Dead Ted
by Tamara Anna Pawlak
Photo by Axel Eres/Unsplash
Threw doughnuts at him they did. And dumped soup on his head. "Eat Ted! Eat!" They would yell...
His name was Ted.
Dead Ted they called him because he was so gaunt and pale. Nobody knew his liver was sick and that it made him sallow. And that the parasites in his gut made his stomach ache whenever he ate. So he hardly ate at all. Slender like the tail of a rat was Ted. Dead Ted.
And oh, how they laughed and laughed and laughed. Threw doughnuts at him they did. And dumped soup on his head. "Eat Ted! Eat!" They would yell. And Ted cried because he wished he could, but knew that if he did, there'd be hell to pay. An hour in the bathroom, at least. Waiting for the food in his stomach to pass.

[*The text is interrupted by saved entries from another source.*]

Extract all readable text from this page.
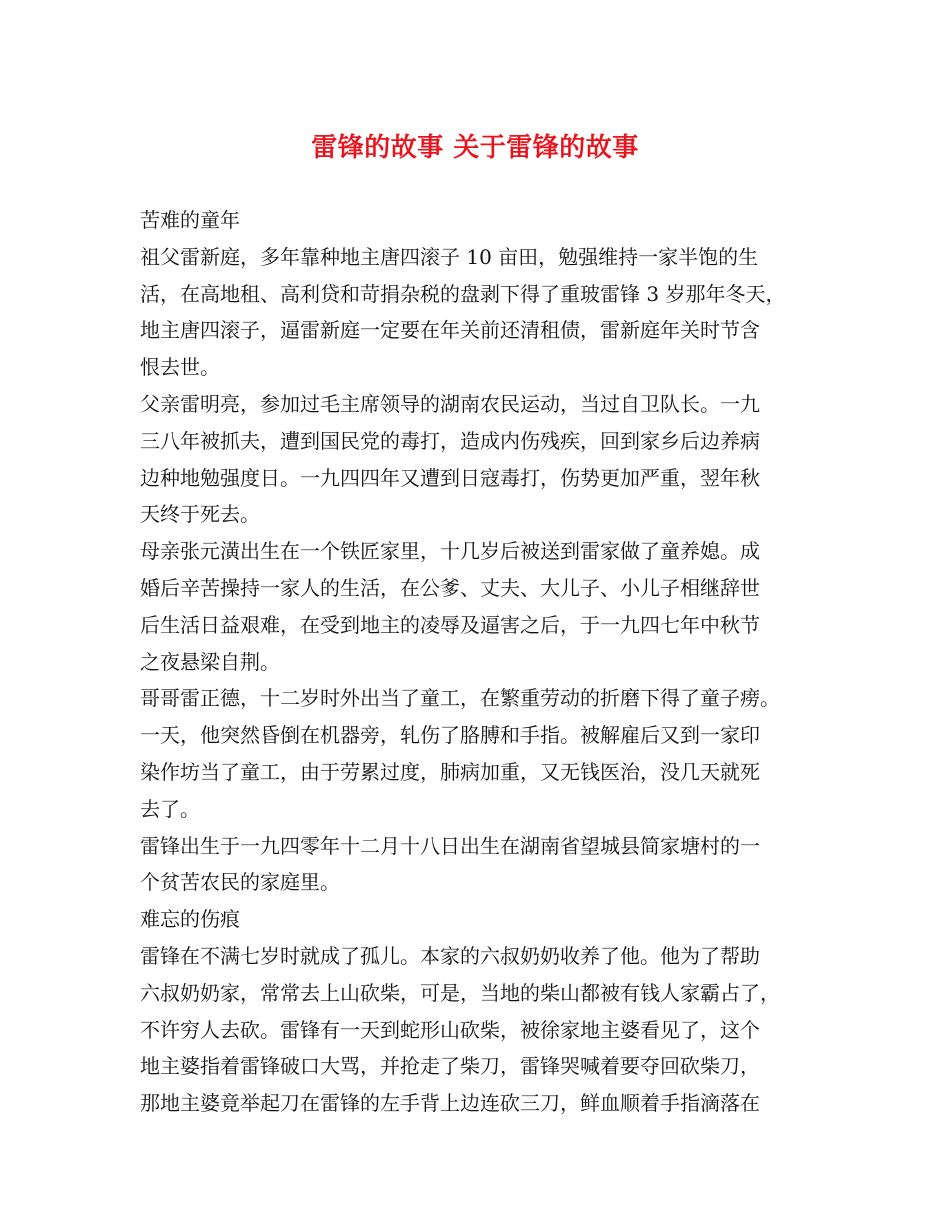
雷锋的故事 关于雷锋的故事
苦难的童年
祖父雷新庭，多年靠种地主唐四滚子 10 亩田，勉强维持一家半饱的生
活，在高地租、高利贷和苛捐杂税的盘剥下得了重玻雷锋 3 岁那年冬天，
地主唐四滚子，逼雷新庭一定要在年关前还清租债，雷新庭年关时节含
恨去世。
父亲雷明亮，参加过毛主席领导的湖南农民运动，当过自卫队长。一九
三八年被抓夫，遭到国民党的毒打，造成内伤残疾，回到家乡后边养病
边种地勉强度日。一九四四年又遭到日寇毒打，伤势更加严重，翌年秋
天终于死去。
母亲张元潢出生在一个铁匠家里，十几岁后被送到雷家做了童养媳。成
婚后辛苦操持一家人的生活，在公爹、丈夫、大儿子、小儿子相继辞世
后生活日益艰难，在受到地主的凌辱及逼害之后，于一九四七年中秋节
之夜悬梁自荆。
哥哥雷正德，十二岁时外出当了童工，在繁重劳动的折磨下得了童子痨。
一天，他突然昏倒在机器旁，轧伤了胳膊和手指。被解雇后又到一家印
染作坊当了童工，由于劳累过度，肺病加重，又无钱医治，没几天就死
去了。
雷锋出生于一九四零年十二月十八日出生在湖南省望城县简家塘村的一
个贫苦农民的家庭里。
难忘的伤痕
雷锋在不满七岁时就成了孤儿。本家的六叔奶奶收养了他。他为了帮助
六叔奶奶家，常常去上山砍柴，可是，当地的柴山都被有钱人家霸占了，
不许穷人去砍。雷锋有一天到蛇形山砍柴，被徐家地主婆看见了，这个
地主婆指着雷锋破口大骂，并抢走了柴刀，雷锋哭喊着要夺回砍柴刀，
那地主婆竟举起刀在雷锋的左手背上边连砍三刀，鲜血顺着手指滴落在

But he got thinner he did, did Dead Ted. And the laughing stopped. And there wasn’t any more food thrown, instead, when people saw him they hurried past. They whispered. They looked away quickly so their eyes wouldn’t meet with his. His skinny as a rat’s tail body wasn’t so funny anymore. His boney cheeks, that revealed the skull beneath his skin, his eye-balls swallowed deep in their eye holes, his long frog-like fingers, his pale skin turning green—like three-week-old chicken noodle soup. He tried to say “Hello," he did. Tried to share his thermos filled with tea, he did. But they shuddered at his breath. Turned away. Said nothing—as though he didn’t exist.
And one day they found him. They found Ted, dead.
And not because he was so skinny,
Nor because he was so green,
But because of a broken heart,
Broken by those people who'd been so mean.